Today Lightning turned 7mo. For our training, I took him and Laddie to our closest training property, about a three hour round trip. I had hoped to train with some others, but we ended up working alone.
As I’ve described in previous posts, Lightning is now in PRT Stage 2, corresponding to Mike Lardy’s TRT Basics, which means we’re working on yard work and field work in parallel. At the training property, he and I did some of both.
We began with some location-proofing for the Fetch Game that Lightning has been learning in yard work the last couple of days. We had trained it indoors and had also practiced it in our yard, and now we were able to practice it in a field training location with the associated environmental distractions, but at this stage without the distractions of a training group nearby. Lightning has developed a reflexive, instant, lunging response to the Fetch cue, picking a bumper up off the ground and delivering it to me. He showed it in today’s training at the new location when he was right in front of me as well as when he was some distance away.
After the yard work, we drove around and settled on two locations for field work. At each location, I ran Laddie on some blinds with diversions and keyholes, and then created a setup suitable for Lightning’s current field work objectives for the circumstance where we’re training alone. It’s been too cold lately for swimming, so we were only able to work on land.
My two field setups for Lightning were mirror images of one another. In each case I set up two stickmen, one at around 20y, the other at around 35y. I used a mat for our start line. I would have liked to use a holding blind behind the mat, but the combination of a stiff wind and rock-hard ground made that impractical.
At both locations, I ran Lightning on an angle away from the wind. Judges don’t usually set up marks for the dog to run into the wind because they’d be able to follow the scent to the bird.

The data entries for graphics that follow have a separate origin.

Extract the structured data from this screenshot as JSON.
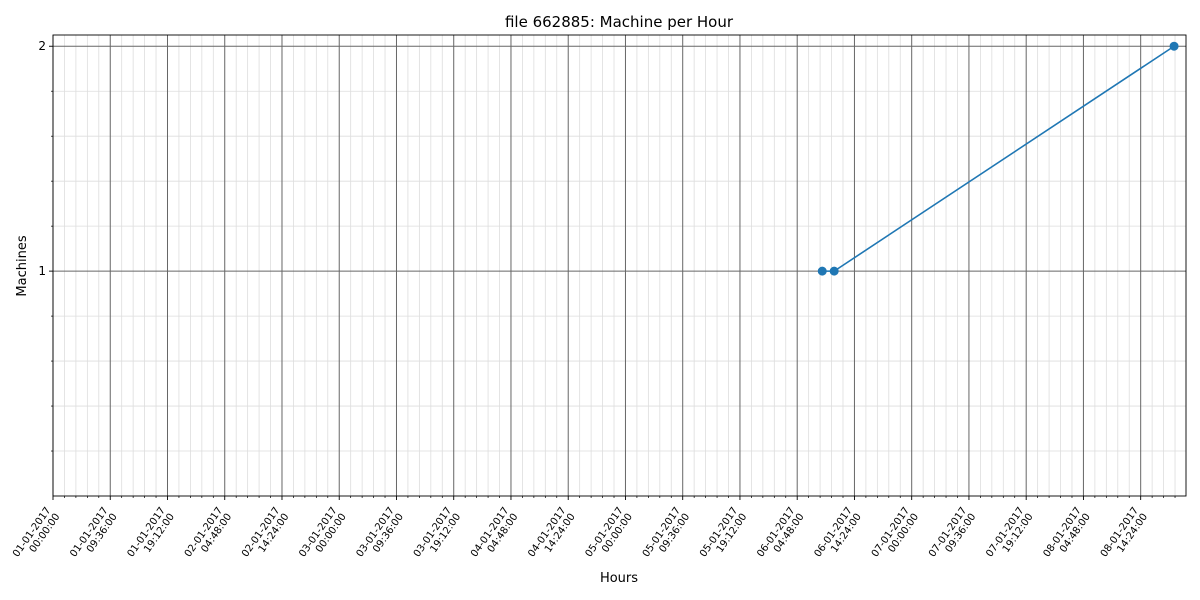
{
  "chart_data": {
    "type": "line",
    "title": "file 662885: Machine per Hour",
    "xlabel": "Hours",
    "ylabel": "Machines",
    "x_tick_labels": [
      [
        "01-01-2017",
        "00:00:00"
      ],
      [
        "01-01-2017",
        "09:36:00"
      ],
      [
        "01-01-2017",
        "19:12:00"
      ],
      [
        "02-01-2017",
        "04:48:00"
      ],
      [
        "02-01-2017",
        "14:24:00"
      ],
      [
        "03-01-2017",
        "00:00:00"
      ],
      [
        "03-01-2017",
        "09:36:00"
      ],
      [
        "03-01-2017",
        "19:12:00"
      ],
      [
        "04-01-2017",
        "04:48:00"
      ],
      [
        "04-01-2017",
        "14:24:00"
      ],
      [
        "05-01-2017",
        "00:00:00"
      ],
      [
        "05-01-2017",
        "09:36:00"
      ],
      [
        "05-01-2017",
        "19:12:00"
      ],
      [
        "06-01-2017",
        "04:48:00"
      ],
      [
        "06-01-2017",
        "14:24:00"
      ],
      [
        "07-01-2017",
        "00:00:00"
      ],
      [
        "07-01-2017",
        "09:36:00"
      ],
      [
        "07-01-2017",
        "19:12:00"
      ],
      [
        "08-01-2017",
        "04:48:00"
      ],
      [
        "08-01-2017",
        "14:24:00"
      ]
    ],
    "y_ticks": [
      1,
      2
    ],
    "ylim": [
      0,
      2.05
    ],
    "xlim": [
      "2017-01-01 00:00",
      "2017-01-08 22:00"
    ],
    "series": [
      {
        "x": [
          "2017-01-06 09:00",
          "2017-01-06 11:00",
          "2017-01-08 20:00"
        ],
        "y": [
          1,
          1,
          2
        ]
      }
    ],
    "grid": true,
    "colors": {
      "line": "#1f77b4",
      "major_grid": "#666666",
      "minor_grid": "#dddddd"
    }
  }
}
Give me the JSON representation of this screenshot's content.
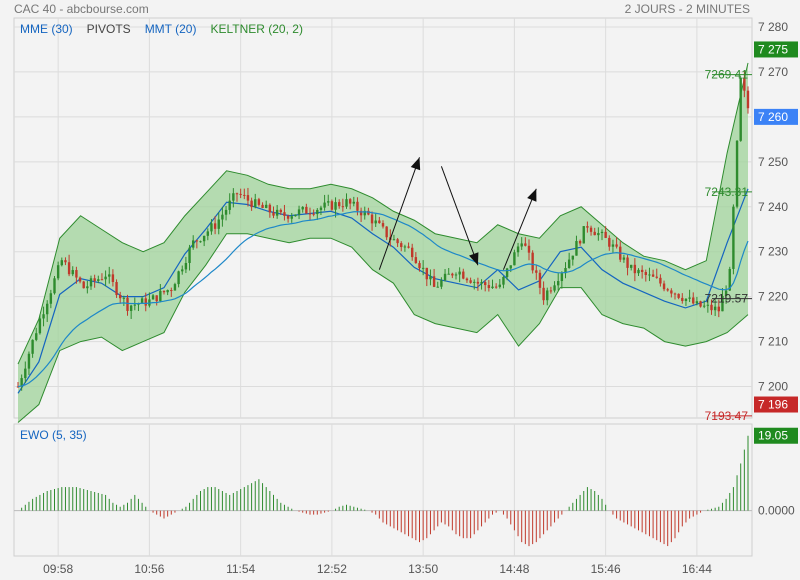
{
  "header": {
    "title": "CAC 40 - abcbourse.com",
    "period": "2 JOURS - 2 MINUTES"
  },
  "legend": [
    {
      "label": "MME (30)",
      "color": "#1565c0"
    },
    {
      "label": "PIVOTS",
      "color": "#444444"
    },
    {
      "label": "MMT (20)",
      "color": "#1565c0"
    },
    {
      "label": "KELTNER (20, 2)",
      "color": "#2e8b2e"
    }
  ],
  "colors": {
    "up": "#2e8b2e",
    "down": "#c0392b",
    "band_fill": "#9fd39a",
    "band_line": "#2e8b2e",
    "mme": "#1e88c8",
    "mmt": "#1565c0",
    "price_tag_up": "#1f8a1f",
    "price_tag_current": "#3b82f6",
    "price_tag_down": "#c62828",
    "grid": "#dcdcdc"
  },
  "chart_data": [
    {
      "type": "candlestick",
      "title": "CAC 40",
      "ylim": [
        7193,
        7282
      ],
      "y_ticks": [
        "7 280",
        "7 270",
        "7 260",
        "7 250",
        "7 240",
        "7 230",
        "7 220",
        "7 210",
        "7 200"
      ],
      "y_tick_values": [
        7280,
        7270,
        7260,
        7250,
        7240,
        7230,
        7220,
        7210,
        7200
      ],
      "x_ticks": [
        "09:58",
        "10:56",
        "11:54",
        "12:52",
        "13:50",
        "14:48",
        "15:46",
        "16:44"
      ],
      "price_path": [
        [
          0,
          7200
        ],
        [
          6,
          7215
        ],
        [
          12,
          7228
        ],
        [
          18,
          7222
        ],
        [
          24,
          7225
        ],
        [
          30,
          7218
        ],
        [
          36,
          7219
        ],
        [
          42,
          7222
        ],
        [
          48,
          7232
        ],
        [
          54,
          7236
        ],
        [
          60,
          7243
        ],
        [
          66,
          7240
        ],
        [
          72,
          7238
        ],
        [
          78,
          7239
        ],
        [
          84,
          7240
        ],
        [
          90,
          7241
        ],
        [
          96,
          7238
        ],
        [
          102,
          7233
        ],
        [
          108,
          7230
        ],
        [
          114,
          7222
        ],
        [
          120,
          7226
        ],
        [
          126,
          7223
        ],
        [
          132,
          7222
        ],
        [
          138,
          7233
        ],
        [
          144,
          7220
        ],
        [
          150,
          7227
        ],
        [
          156,
          7236
        ],
        [
          162,
          7232
        ],
        [
          168,
          7226
        ],
        [
          174,
          7224
        ],
        [
          180,
          7221
        ],
        [
          186,
          7218
        ],
        [
          192,
          7217
        ],
        [
          195,
          7225
        ],
        [
          198,
          7268
        ],
        [
          200,
          7262
        ]
      ],
      "bands": {
        "upper": [
          7205,
          7215,
          7233,
          7238,
          7235,
          7232,
          7230,
          7232,
          7238,
          7243,
          7248,
          7247,
          7245,
          7244,
          7244,
          7245,
          7244,
          7242,
          7239,
          7237,
          7234,
          7233,
          7232,
          7236,
          7234,
          7233,
          7238,
          7240,
          7236,
          7232,
          7229,
          7228,
          7226,
          7228,
          7252,
          7272
        ],
        "lower": [
          7192,
          7196,
          7208,
          7210,
          7211,
          7208,
          7210,
          7212,
          7221,
          7227,
          7234,
          7234,
          7233,
          7232,
          7233,
          7233,
          7231,
          7226,
          7223,
          7216,
          7214,
          7213,
          7212,
          7216,
          7209,
          7214,
          7222,
          7222,
          7216,
          7214,
          7213,
          7210,
          7209,
          7210,
          7212,
          7216
        ]
      },
      "price_labels": [
        {
          "text": "7269.41",
          "value": 7269.41,
          "color": "#2e8b2e"
        },
        {
          "text": "7243.31",
          "value": 7243.31,
          "color": "#2e8b2e"
        },
        {
          "text": "7219.57",
          "value": 7219.57,
          "color": "#333333"
        },
        {
          "text": "7193.47",
          "value": 7193.47,
          "color": "#c62828"
        }
      ],
      "price_tags": [
        {
          "text": "7 275",
          "value": 7275,
          "kind": "up"
        },
        {
          "text": "7 260",
          "value": 7260,
          "kind": "current"
        },
        {
          "text": "7 196",
          "value": 7196,
          "kind": "down"
        }
      ]
    },
    {
      "type": "bar",
      "title": "EWO (5, 35)",
      "zero_label": "0.0000",
      "last_value_tag": "19.05",
      "ylim": [
        -10,
        20
      ],
      "values_path": [
        [
          0,
          0
        ],
        [
          4,
          3
        ],
        [
          8,
          5
        ],
        [
          12,
          6
        ],
        [
          16,
          6
        ],
        [
          20,
          5
        ],
        [
          24,
          4
        ],
        [
          26,
          2
        ],
        [
          28,
          1
        ],
        [
          30,
          2
        ],
        [
          32,
          4
        ],
        [
          34,
          2
        ],
        [
          36,
          0
        ],
        [
          38,
          -1
        ],
        [
          40,
          -2
        ],
        [
          42,
          -1
        ],
        [
          44,
          0
        ],
        [
          46,
          1
        ],
        [
          48,
          3
        ],
        [
          50,
          5
        ],
        [
          52,
          6
        ],
        [
          54,
          6
        ],
        [
          56,
          5
        ],
        [
          58,
          4
        ],
        [
          60,
          5
        ],
        [
          62,
          6
        ],
        [
          64,
          7
        ],
        [
          66,
          8
        ],
        [
          68,
          6
        ],
        [
          70,
          4
        ],
        [
          72,
          2
        ],
        [
          74,
          1
        ],
        [
          76,
          0
        ],
        [
          78,
          -0.5
        ],
        [
          80,
          -1
        ],
        [
          82,
          -1
        ],
        [
          84,
          -0.5
        ],
        [
          86,
          0
        ],
        [
          88,
          1
        ],
        [
          90,
          1.5
        ],
        [
          92,
          1
        ],
        [
          94,
          0.5
        ],
        [
          96,
          0
        ],
        [
          98,
          -1
        ],
        [
          100,
          -3
        ],
        [
          102,
          -4
        ],
        [
          104,
          -5
        ],
        [
          106,
          -6
        ],
        [
          108,
          -7
        ],
        [
          110,
          -8
        ],
        [
          112,
          -7
        ],
        [
          114,
          -5
        ],
        [
          116,
          -3
        ],
        [
          118,
          -4
        ],
        [
          120,
          -6
        ],
        [
          122,
          -7
        ],
        [
          124,
          -7
        ],
        [
          126,
          -5
        ],
        [
          128,
          -3
        ],
        [
          130,
          -1
        ],
        [
          132,
          0
        ],
        [
          134,
          -2
        ],
        [
          136,
          -5
        ],
        [
          138,
          -8
        ],
        [
          140,
          -9
        ],
        [
          142,
          -8
        ],
        [
          144,
          -6
        ],
        [
          146,
          -4
        ],
        [
          148,
          -2
        ],
        [
          150,
          0
        ],
        [
          152,
          2
        ],
        [
          154,
          4
        ],
        [
          156,
          6
        ],
        [
          158,
          5
        ],
        [
          160,
          3
        ],
        [
          162,
          0
        ],
        [
          164,
          -2
        ],
        [
          166,
          -3
        ],
        [
          168,
          -4
        ],
        [
          170,
          -5
        ],
        [
          172,
          -6
        ],
        [
          174,
          -7
        ],
        [
          176,
          -8
        ],
        [
          178,
          -9
        ],
        [
          180,
          -7
        ],
        [
          182,
          -4
        ],
        [
          184,
          -2
        ],
        [
          186,
          -1
        ],
        [
          188,
          0
        ],
        [
          190,
          0.5
        ],
        [
          192,
          1
        ],
        [
          194,
          3
        ],
        [
          196,
          6
        ],
        [
          198,
          12
        ],
        [
          200,
          19.05
        ]
      ]
    }
  ]
}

I used 3″ white bumpers with streamers, and pistol shots, for all marks. These were poorman marks. For the single marks, I left Lightning in a sit at the start line, walked out, fired the pistol, walked back to him, and sent him on his name. For the doubles, I left him at the start line, walked to the first station, threw the first mark, walked to the second station, threw the second mark, walked back, sent him to the go-bird (the second mark I’d thrown), and when he delivered that, sent him to the memory bird (the first mark I’d thrown).
For the first setup, I ran Lightning on four poorman singles and one poorman double, as follows:
- Single to short station, thrown outside the angle made by the two stickmen.

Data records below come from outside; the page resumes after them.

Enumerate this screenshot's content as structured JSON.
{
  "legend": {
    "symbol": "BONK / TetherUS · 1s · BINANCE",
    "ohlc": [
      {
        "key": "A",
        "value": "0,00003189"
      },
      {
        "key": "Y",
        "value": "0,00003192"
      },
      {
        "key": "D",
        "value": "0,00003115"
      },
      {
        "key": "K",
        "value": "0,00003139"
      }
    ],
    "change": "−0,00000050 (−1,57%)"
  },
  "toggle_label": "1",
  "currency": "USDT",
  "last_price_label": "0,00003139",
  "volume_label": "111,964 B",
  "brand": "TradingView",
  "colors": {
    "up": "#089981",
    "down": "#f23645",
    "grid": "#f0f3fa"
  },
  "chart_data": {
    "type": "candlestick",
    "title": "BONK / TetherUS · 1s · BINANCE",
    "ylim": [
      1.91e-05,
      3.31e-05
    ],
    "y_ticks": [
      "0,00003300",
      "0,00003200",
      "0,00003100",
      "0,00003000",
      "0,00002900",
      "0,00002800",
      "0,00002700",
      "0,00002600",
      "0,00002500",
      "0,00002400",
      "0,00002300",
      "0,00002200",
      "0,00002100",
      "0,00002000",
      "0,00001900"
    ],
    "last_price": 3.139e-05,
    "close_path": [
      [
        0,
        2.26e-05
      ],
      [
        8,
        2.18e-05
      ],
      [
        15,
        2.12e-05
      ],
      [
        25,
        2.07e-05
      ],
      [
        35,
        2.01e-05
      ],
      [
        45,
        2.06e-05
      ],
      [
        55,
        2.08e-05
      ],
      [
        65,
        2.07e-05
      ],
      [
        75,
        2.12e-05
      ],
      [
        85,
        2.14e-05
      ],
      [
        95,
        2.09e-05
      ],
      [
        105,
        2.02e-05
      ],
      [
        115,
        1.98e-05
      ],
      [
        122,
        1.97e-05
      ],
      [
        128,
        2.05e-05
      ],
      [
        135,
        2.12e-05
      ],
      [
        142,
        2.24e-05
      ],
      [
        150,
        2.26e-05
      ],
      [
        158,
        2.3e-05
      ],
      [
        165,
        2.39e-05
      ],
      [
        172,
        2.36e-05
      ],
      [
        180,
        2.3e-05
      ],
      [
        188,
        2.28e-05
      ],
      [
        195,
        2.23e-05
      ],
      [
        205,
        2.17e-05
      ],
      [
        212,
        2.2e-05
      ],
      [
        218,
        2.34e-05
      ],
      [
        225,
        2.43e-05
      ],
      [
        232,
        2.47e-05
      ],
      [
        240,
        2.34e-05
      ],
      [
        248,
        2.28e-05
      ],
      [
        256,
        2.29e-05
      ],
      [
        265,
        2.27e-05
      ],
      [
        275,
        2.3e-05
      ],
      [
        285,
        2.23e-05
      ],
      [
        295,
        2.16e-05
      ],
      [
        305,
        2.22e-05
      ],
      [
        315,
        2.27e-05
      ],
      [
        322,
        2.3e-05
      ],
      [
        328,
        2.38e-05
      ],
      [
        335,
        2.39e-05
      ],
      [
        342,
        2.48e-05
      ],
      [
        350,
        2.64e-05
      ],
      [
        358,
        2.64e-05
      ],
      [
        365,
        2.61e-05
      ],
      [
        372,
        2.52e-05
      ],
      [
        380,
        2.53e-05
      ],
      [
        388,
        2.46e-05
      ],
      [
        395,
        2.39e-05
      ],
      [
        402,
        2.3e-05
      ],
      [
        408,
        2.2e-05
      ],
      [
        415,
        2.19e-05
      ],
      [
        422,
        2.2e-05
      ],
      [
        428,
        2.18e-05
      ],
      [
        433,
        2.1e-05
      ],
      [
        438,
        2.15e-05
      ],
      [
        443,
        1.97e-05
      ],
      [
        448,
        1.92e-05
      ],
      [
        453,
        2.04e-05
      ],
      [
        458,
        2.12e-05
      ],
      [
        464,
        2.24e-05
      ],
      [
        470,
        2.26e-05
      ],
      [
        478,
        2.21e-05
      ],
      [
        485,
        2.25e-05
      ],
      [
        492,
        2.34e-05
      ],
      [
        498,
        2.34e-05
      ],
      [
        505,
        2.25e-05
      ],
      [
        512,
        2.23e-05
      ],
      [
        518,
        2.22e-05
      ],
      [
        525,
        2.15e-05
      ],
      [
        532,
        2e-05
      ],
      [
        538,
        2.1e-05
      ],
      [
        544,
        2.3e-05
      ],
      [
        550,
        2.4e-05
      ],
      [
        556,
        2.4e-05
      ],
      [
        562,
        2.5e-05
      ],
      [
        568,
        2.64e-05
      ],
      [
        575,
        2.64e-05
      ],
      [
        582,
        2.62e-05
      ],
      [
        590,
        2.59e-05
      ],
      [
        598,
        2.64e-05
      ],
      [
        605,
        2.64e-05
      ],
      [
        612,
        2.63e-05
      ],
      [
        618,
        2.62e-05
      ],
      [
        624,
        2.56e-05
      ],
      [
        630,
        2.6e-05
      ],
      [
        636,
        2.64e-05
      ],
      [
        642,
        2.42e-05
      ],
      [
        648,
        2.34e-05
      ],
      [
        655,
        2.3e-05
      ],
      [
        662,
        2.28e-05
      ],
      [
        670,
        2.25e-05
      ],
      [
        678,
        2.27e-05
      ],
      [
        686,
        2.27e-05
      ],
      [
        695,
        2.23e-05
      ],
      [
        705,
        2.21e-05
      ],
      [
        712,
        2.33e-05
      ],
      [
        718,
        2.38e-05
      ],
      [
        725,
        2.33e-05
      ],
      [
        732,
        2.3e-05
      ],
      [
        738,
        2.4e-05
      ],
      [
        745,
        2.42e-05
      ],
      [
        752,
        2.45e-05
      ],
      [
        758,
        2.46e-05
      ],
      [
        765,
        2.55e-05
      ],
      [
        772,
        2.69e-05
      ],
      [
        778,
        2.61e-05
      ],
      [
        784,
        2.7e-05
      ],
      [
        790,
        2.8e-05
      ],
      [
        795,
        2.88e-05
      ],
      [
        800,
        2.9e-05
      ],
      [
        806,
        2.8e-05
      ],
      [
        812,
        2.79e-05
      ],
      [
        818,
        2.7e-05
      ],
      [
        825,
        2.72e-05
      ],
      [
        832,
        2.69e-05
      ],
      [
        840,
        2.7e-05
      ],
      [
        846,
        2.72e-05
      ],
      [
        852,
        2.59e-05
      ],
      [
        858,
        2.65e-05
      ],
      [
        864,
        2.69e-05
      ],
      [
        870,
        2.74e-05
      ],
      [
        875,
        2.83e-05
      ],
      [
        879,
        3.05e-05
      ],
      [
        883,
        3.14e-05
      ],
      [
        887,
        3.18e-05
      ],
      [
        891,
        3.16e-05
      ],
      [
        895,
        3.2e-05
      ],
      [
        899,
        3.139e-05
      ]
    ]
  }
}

- Single to long station, thrown in the opposite direction, so again outside the angle.
- Repeat of #1.
- Repeat of #2.
- Double made up of the same two marks, the long one thrown first and retrieved last.
For the second setup, I ran Lightning on two singles, a double, and a final single, again all poorman marks, as follows:
- Single to short station, thrown outside the angle made by the two stickmen.

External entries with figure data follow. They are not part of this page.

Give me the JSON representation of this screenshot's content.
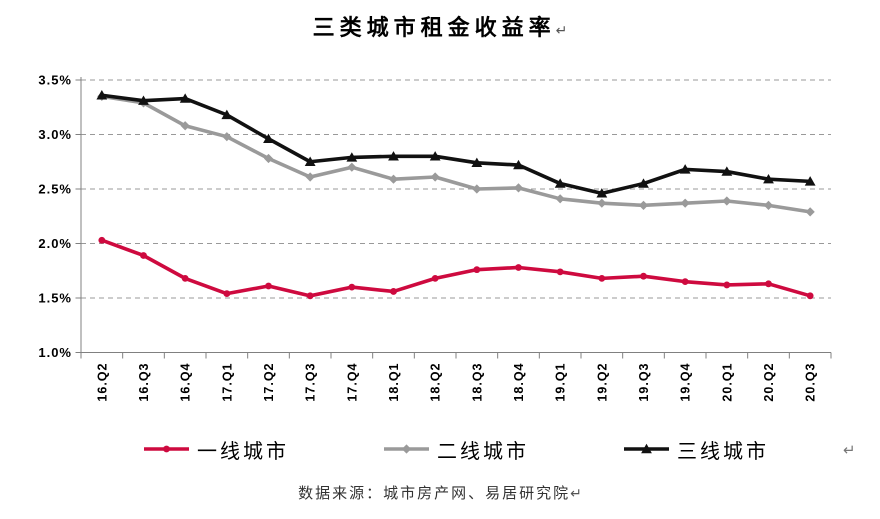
{
  "title": {
    "text": "三类城市租金收益率",
    "return_mark": "↵"
  },
  "source_note": {
    "text": "数据来源：城市房产网、易居研究院",
    "return_mark": "↵"
  },
  "stray_return_mark": "↵",
  "chart_data": {
    "type": "line",
    "title": "三类城市租金收益率",
    "categories": [
      "16.Q2",
      "16.Q3",
      "16.Q4",
      "17.Q1",
      "17.Q2",
      "17.Q3",
      "17.Q4",
      "18.Q1",
      "18.Q2",
      "18.Q3",
      "18.Q4",
      "19.Q1",
      "19.Q2",
      "19.Q3",
      "19.Q4",
      "20.Q1",
      "20.Q2",
      "20.Q3"
    ],
    "series": [
      {
        "name": "一线城市",
        "color": "#CE0A3F",
        "marker": "circle",
        "values": [
          2.03,
          1.89,
          1.68,
          1.54,
          1.61,
          1.52,
          1.6,
          1.56,
          1.68,
          1.76,
          1.78,
          1.74,
          1.68,
          1.7,
          1.65,
          1.62,
          1.63,
          1.52
        ]
      },
      {
        "name": "二线城市",
        "color": "#9A9A9A",
        "marker": "diamond",
        "values": [
          3.35,
          3.29,
          3.08,
          2.98,
          2.78,
          2.61,
          2.7,
          2.59,
          2.61,
          2.5,
          2.51,
          2.41,
          2.37,
          2.35,
          2.37,
          2.39,
          2.35,
          2.29
        ]
      },
      {
        "name": "三线城市",
        "color": "#111111",
        "marker": "triangle",
        "values": [
          3.36,
          3.31,
          3.33,
          3.18,
          2.96,
          2.75,
          2.79,
          2.8,
          2.8,
          2.74,
          2.72,
          2.55,
          2.46,
          2.55,
          2.68,
          2.66,
          2.59,
          2.57
        ]
      }
    ],
    "y_axis": {
      "ticks": [
        "3.5%",
        "3.0%",
        "2.5%",
        "2.0%",
        "1.5%",
        "1.0%"
      ],
      "min": 1.0,
      "max": 3.5,
      "step": 0.5,
      "unit": "percent"
    },
    "x_axis": {
      "label_rotation": -90
    },
    "ylim": [
      1.0,
      3.5
    ],
    "grid": {
      "dashed": true,
      "color": "#999999"
    },
    "axis_color": "#808080",
    "legend_position": "bottom"
  }
}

- Single to long station, thrown in the same direction, so this time inside the angle.
- Double made up of the same two marks, the long one thrown first and retrieved last.
- 60y single, the only mark of the day not thrown from a stickman but instead thrown from a position in the angle between them, and on an angle back to a fall also in that angle. The bumper was visible in flight but past the crest of a rolling hill on the ground, so Lightning couldn’t see it till he was close to it.
Lightning ran straight to every mark, including the memory birds for the doubles. Not all of his returns were great, but they got increasingly better. For both marks of the last double and for the long final single, he picked up the bumper, came straight back to me, and held the bumper till I took it. I’m not ready to require delivery to hand yet, much less bringing him to heel to deliver, but he even did that for delivering the first mark of the double, positioning himself facing the field and ready to launch toward the memory bird when sent.
Though I didn’t have an assistant to act as gunner today, I felt Lightning was nonetheless making progress on our two current field work objectives with today’s session: running singles with multiple guns out, and lead steadiness. He was dealing with stickmen rather than human gunners, but hopefully it was similar. And he wasn’t practicing lead steadiness because he had to be steady while sitting by himself at the start line, but hopefully his steadiness training was still benefiting.
So that’s where Lightning is at this stage in his training.